0

I am struggling to get my code, that scrapes HTML table info from web, to work through a list of websites held in ShipURL.txt file. The code reads in the web page addresses from ShipURL and then goes to the link and downloads the table data and saves it to csv. But my problem is that the program cannot finish, as the error "A connection attempt failed because the connected party did not properly respond after a period of time, or established connection failed because connected host has failed to respond" occurs in the middle and the program stops. Now as I understand I need to increase the request time, use a proxy or make a try statement. I have scanned through a few answers concerning the same problem, but as an novice I am finding it hard to understand. Any help would be appreciated.

ShipURL.txt https://dl.dropboxusercontent.com/u/110612863/ShipURL.txt

# -*- coding: utf-8 -*-
fm = open('ShipURL.txt', 'r')
Shiplinks = fm.readlines()

import csv
from urllib import urlopen
from bs4 import BeautifulSoup
import re
for line in Shiplinks:
    website = re.findall(r'(https?://\S+)', line)
    website = "".join(str(x) for x in website)
    if website != "":

    with open('ShipData.csv','wb')as f:                         #Creates an empty csv file to which assign values.
        writer = csv.writer(f)
        shipUrl = website
        shipPage = urlopen(shipUrl)

        soup = BeautifulSoup(shipPage, "html.parser")           #Read the web page HTML
        table = soup.find_all("table", { "class" : "table1" })  #Finds table with class table1
        List = []
        columnRow = ""
        valueRow = ""
        Values = []
        for mytable in table:                                   #Loops tables with class table1
            table_body = mytable.find('tbody')                  #Finds tbody section in table
            try:                                                #If tbody exists
                rows = table_body.find_all('tr')                #Finds all rows
                for tr in rows:                                 #Loops rows
                    cols = tr.find_all('td')                    #Finds the columns
                    i = 1                                       #Variable to control the lines
                    for td in cols:                             #Loops the columns
    ##                    print td.text                           #Displays the output
                        co = td.text                            #Saves the column to a variable
    ##                    writer.writerow([co])                 Writes the variable in CSV file row
                        if i == 1:                              #Checks the control variable, if it equals to 1

                            if td.text[ -1] == ":":
                                # võtab kooloni maha ja lisab koma järele
                                columnRow += td.text.strip(":") + "," # Tekkis mõte, et vb oleks lihtsam kohe ühte string panna
                                List.append(td.text)                #.. takes the column value and assigns it to a list called 'List' and..
                                i+=1                                #..Increments i by one

                        else:
                            # võtab reavahetused maha ja lisab koma stringile
                            valueRow += td.text.strip("\n") + ","
                            Values.append(td.text)              #Takes the second columns value and assigns it to a list called Values
                        #print List                             #Checking stuff
                        #print Values                           #Checking stuff


            except:
                print "no tbody"
        # Prindime pealkirjad ja väärtused koos reavahetusega välja ka :)
        print columnRow.strip(",")
        print "\n"
        print valueRow.strip(",")
        # encode'ing hakkas jälle kiusama
        # Kirjutab esimeseks reaks veeru pealkirjad ja teiseks väärtused
        writer.writerow([columnRow.encode('utf-8')])
        writer.writerow([valueRow.encode('utf-8')])
Gert Lõhmus
  • 79
  • 2
  • 12

3 Answers3

1

I would wrap your urlopen call with a try/catch. Like this:

try:
  shipPage = urlopen(shipUrl)
except Error as e:
  print e

That'll at least help you figure out where the error is happening. Without the extra files, it'd be hard to troubleshoot, otherwise.

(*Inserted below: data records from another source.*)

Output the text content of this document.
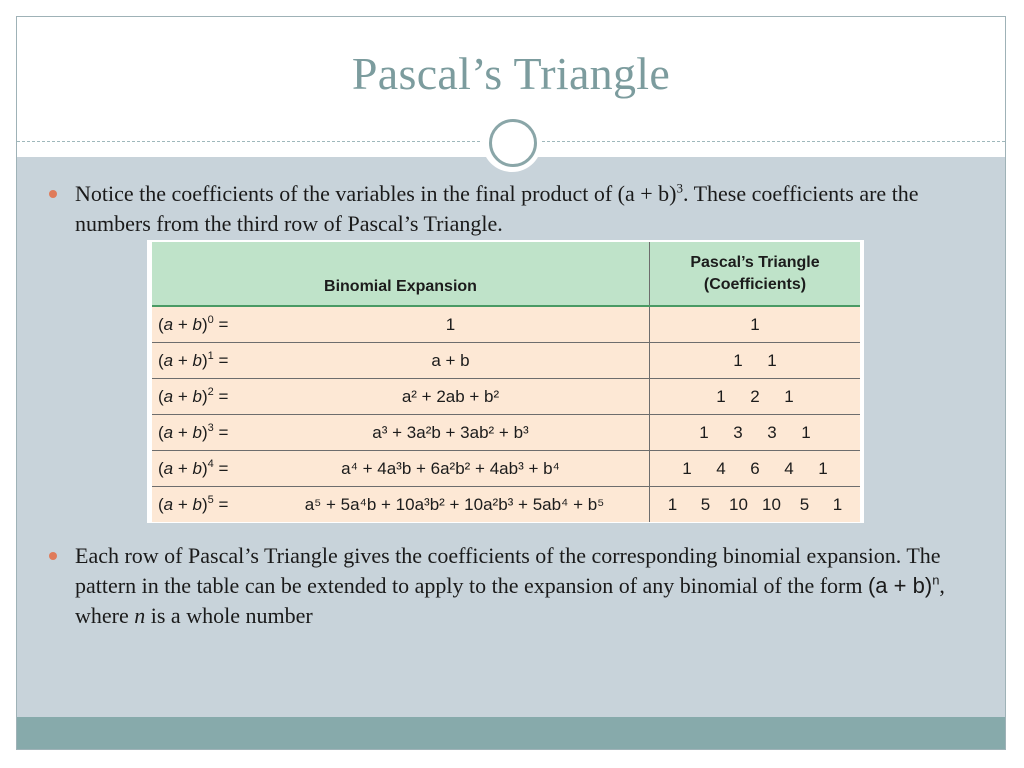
Pascal’s Triangle
Notice the coefficients of the variables in the final product of $(a + b)^3$. These coefficients are the numbers from the third row of Pascal’s Triangle.
Binomial Expansion	Pascal’s Triangle
(Coefficients)

$(a + b)^0 = 1$	1

$(a + b)^1 = a + b$	1 1

$(a + b)^2 = a^2 + 2ab + b^2$	1 2 1

$(a + b)^3 = a^3 + 3a^2b + 3ab^2 + b^3$	1 3 3 1

$(a + b)^4 = a^4 + 4a^3b + 6a^2b^2 + 4ab^3 + b^4$	1 4 6 4 1

$(a + b)^5 = a^5 + 5a^4b + 10a^3b^2 + 10a^2b^3 + 5ab^4 + b^5$	1 5 10 10 5 1
Each row of Pascal’s Triangle gives the coefficients of the corresponding binomial expansion. The pattern in the table can be extended to apply to the expansion of any binomial of the form $(a + b)^n$, where n is a whole number
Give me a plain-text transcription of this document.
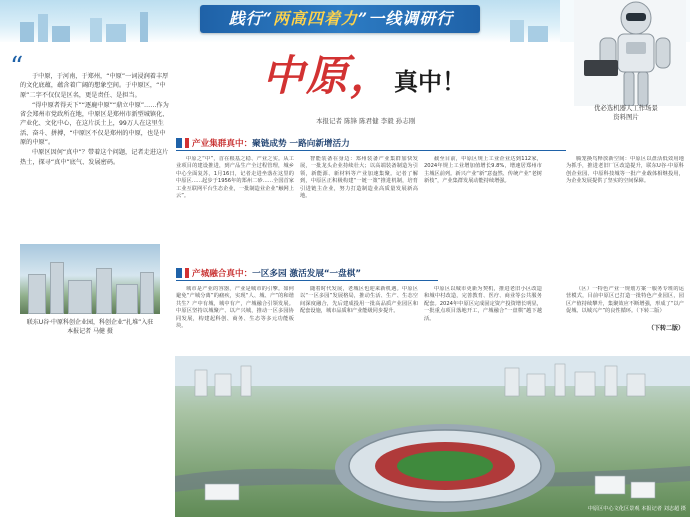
践行“两高四着力”一线调研行
“	于中原，于河南，于郑州，“中原”一词浸润着丰厚的文化底蕴，蕴含着广阔的想象空间。于中原区，“中原”二字不仅仅是区名，更是责任、是担当。

“得中原者得天下”“逐鹿中原”“鼎立中原”……作为省会郑州市党政所在地，中原区是郑州市新型城镇化、产业化、文化中心，在这片沃土上，99万人在这里生活、奋斗、拼搏，“中原区不仅是郑州的中原，也是中原的中原”。

中原区因何“真中”？带着这个问题，记者走进这片热土，探寻“真中”底气、发展密码。

联东U谷·中原科创企业园，科创企业“扎堆”入驻
本报记者 马健 摄
中原，真中！
本报记者 陈锋 陈君健 李毅 孙志刚
优必选机器人工作场景
资料图片
产业集群真中：聚链成势 一路向新增活力
中原之“中”，首在根基之稳、产业之实。从工业项目的建设推进，到产品生产全过程管理，城乡中心全面复苏，1月16日，记者走进坐落在这里的中原区……起步于1956年的郑州二砂……全国首家工业互联网平台生态企业，一批制造业企业“触网上云”。
智能装备在身边：郑州装备产业集群加快发展，一批龙头企业持续壮大；以高端装备制造为引领，新能源、新材料等产业加速集聚。记者了解到，中原区正积极构建“一链一策”推进机制，培育引进链主企业，努力打造制造业高质量发展新高地。
截至目前，中原区规上工业企业达到112家，2024年规上工业增加值增长9.8%，增速居郑州市主城区前列。新兴产业“新”意盎然、传统产业“老树新枝”，产业集群发展动能持续增强。
腾笼换鸟释放新空间：中原区以盘活低效用地为抓手，推进老旧厂区改造提升，联东U谷·中原科创企业园、中原科技城等一批产业载体相继投用，为企业发展提供了坚实的空间保障。
产城融合真中：一区多园 激活发展“一盘棋”
城市是产业的容器，产业是城市的引擎。如何避免“产城分离”的痼疾，实现“人、城、产”的和谐共生？产中有城，城中有产，产城融合引领发展。中原区坚持以城聚产、以产兴城，推动一区多园协同发展，构建起科创、商务、生态等多元功能板块。
随着时代发展，老城区也迎来新机遇。中原区以“一区多园”发展格局，推动生活、生产、生态空间深度融合，先后建成投用一批高品质产业园区和配套设施，城市品质和产业能级同步提升。
中原区以城市更新为契机，推进老旧小区改造和城中村改造，完善教育、医疗、商业等公共服务配套。2024年中原区完成固定资产投资增长明显，一批重点项目落地开工，产城融合“一盘棋”越下越活。
（区）一特色产业一规划方案一服务专班的运营模式，目前中原区已打造一批特色产业园区，园区产值持续攀升，集聚效应不断增强，形成了“以产促城、以城兴产”的良性循环。（下转二版）
（下转二版）
中原区中心文化区景观 本报记者 刘志超 摄
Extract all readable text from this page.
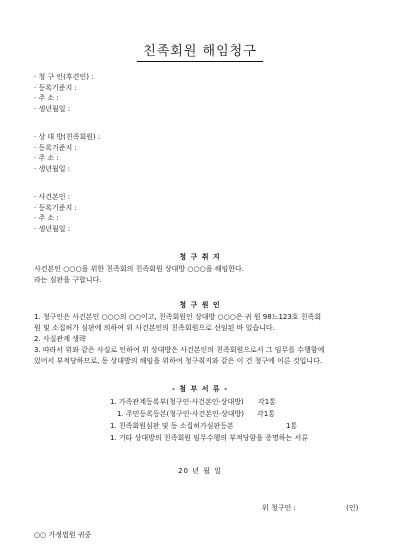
친족회원 해임청구
· 청 구 인(후견인) :
· 등록기준지 :
· 주 소 :
· 생년월일 :
· 상 대 방(친족회원) :
· 등록기준지 :
· 주 소 :
· 생년월일 :
· 사건본인 :
· 등록기준지 :
· 주 소 :
· 생년월일 :
청 구 취 지

사건본인 ○○○을 위한 친족회의 친족회원 상대방 ○○○을 해임한다.

라는 심판을 구합니다.

청 구 원 인

1. 청구인은 사건본인 ○○○의 ○○이고, 친족회원인 상대방 ○○○은 귀 원 98느123호 친족회

원 및 소집허가 심판에 의하여 위 사건본인의 친족회원으로 선임된 바 있습니다.

2. 사실관계 생략

3. 따라서 위와 같은 사실로 인하여 위 상대방은 사건본인의 친족회원으로서 그 임무를 수행함에

있어서 부적당하므로, 동 상대방의 해임을 위하여 청구취지와 같은 이 건 청구에 이른 것입니다.

- 첨 부 서 류 -
1. 가족관계등록부(청구인·사건본인·상대방) 각1통
1. 주민등록등본(청구인·사건본인·상대방) 각1통
1. 친족회원심판 및 동 소집허가심판등본	1통
1. 기타 상대방의 친족회원 임무수행의 부적당함을 증명하는 서류
20 년 월 일
위 청구인 :	(인)
○○ 가정법원 귀중
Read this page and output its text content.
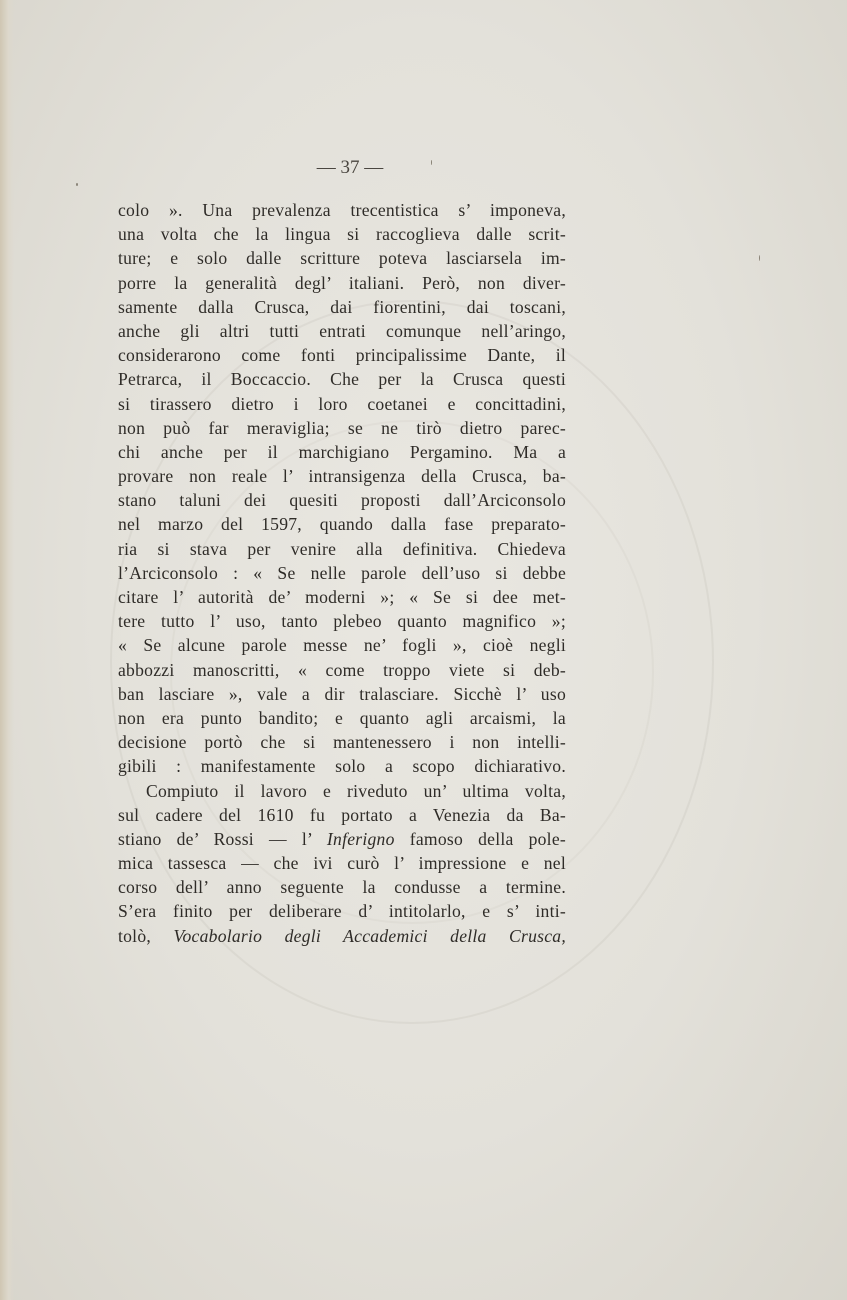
— 37 —
colo ». Una prevalenza trecentistica s’ imponeva,
una volta che la lingua si raccoglieva dalle scrit-
ture; e solo dalle scritture poteva lasciarsela im-
porre la generalità degl’ italiani. Però, non diver-
samente dalla Crusca, dai fiorentini, dai toscani,
anche gli altri tutti entrati comunque nell’aringo,
considerarono come fonti principalissime Dante, il
Petrarca, il Boccaccio. Che per la Crusca questi
si tirassero dietro i loro coetanei e concittadini,
non può far meraviglia; se ne tirò dietro parec-
chi anche per il marchigiano Pergamino. Ma a
provare non reale l’ intransigenza della Crusca, ba-
stano taluni dei quesiti proposti dall’Arciconsolo
nel marzo del 1597, quando dalla fase preparato-
ria si stava per venire alla definitiva. Chiedeva
l’Arciconsolo : « Se nelle parole dell’uso si debbe
citare l’ autorità de’ moderni »; « Se si dee met-
tere tutto l’ uso, tanto plebeo quanto magnifico »;
« Se alcune parole messe ne’ fogli », cioè negli
abbozzi manoscritti, « come troppo viete si deb-
ban lasciare », vale a dir tralasciare. Sicchè l’ uso
non era punto bandito; e quanto agli arcaismi, la
decisione portò che si mantenessero i non intelli-
gibili : manifestamente solo a scopo dichiarativo.
Compiuto il lavoro e riveduto un’ ultima volta,
sul cadere del 1610 fu portato a Venezia da Ba-
stiano de’ Rossi — l’ Inferigno famoso della pole-
mica tassesca — che ivi curò l’ impressione e nel
corso dell’ anno seguente la condusse a termine.
S’era finito per deliberare d’ intitolarlo, e s’ inti-
tolò, Vocabolario degli Accademici della Crusca,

Python errors documentation

Eric
  • 709
  • 6
  • 5
  • Also, after you set website, maybe try adding a 'print website' statement, to make sure your urls look right. – Eric Dec 16 '15 at 15:27
  • The link is correct, but I cannot hold the connection. The error seems to be the line shipPage = urlopen(shipUrl), it can't get the website for 5 th or sometimes 3-rd or 7-th address. I tried using shipPage = urllib2.urlopen(shipUrl,timeout=30). No aid. – Gert Lõhmus Dec 16 '15 at 15:51
  • Does it happen on a specific address when you're setting shipPage? Maybe try opening up that url in your browser to see what happens. – Eric Dec 16 '15 at 16:03
0

Websites protect their-selves against DDOS attacks by preventing successive access from a single IP.

You should put a sleep time between each access ,or at each 10 accesses or 20 or 50.

Or you may have to anonymize your access through tor network or any alternative

Assem
  • 11,574
  • 5
  • 59
  • 97
0

Found some great info on this link: How to retry after exception in python? It is basically my connection problem so I decided to try until it succeeds. At the moment it is working. Solved the problem with this code:

 while True:
                try:
                    shipPage = urllib2.urlopen(shipUrl,timeout=5)
                except Exception as e:
                    continue
                break

But I do thank everybody here, you helped me understand the problem a lot better!

Community
  • 1
  • 1
Gert Lõhmus
  • 79
  • 2
  • 12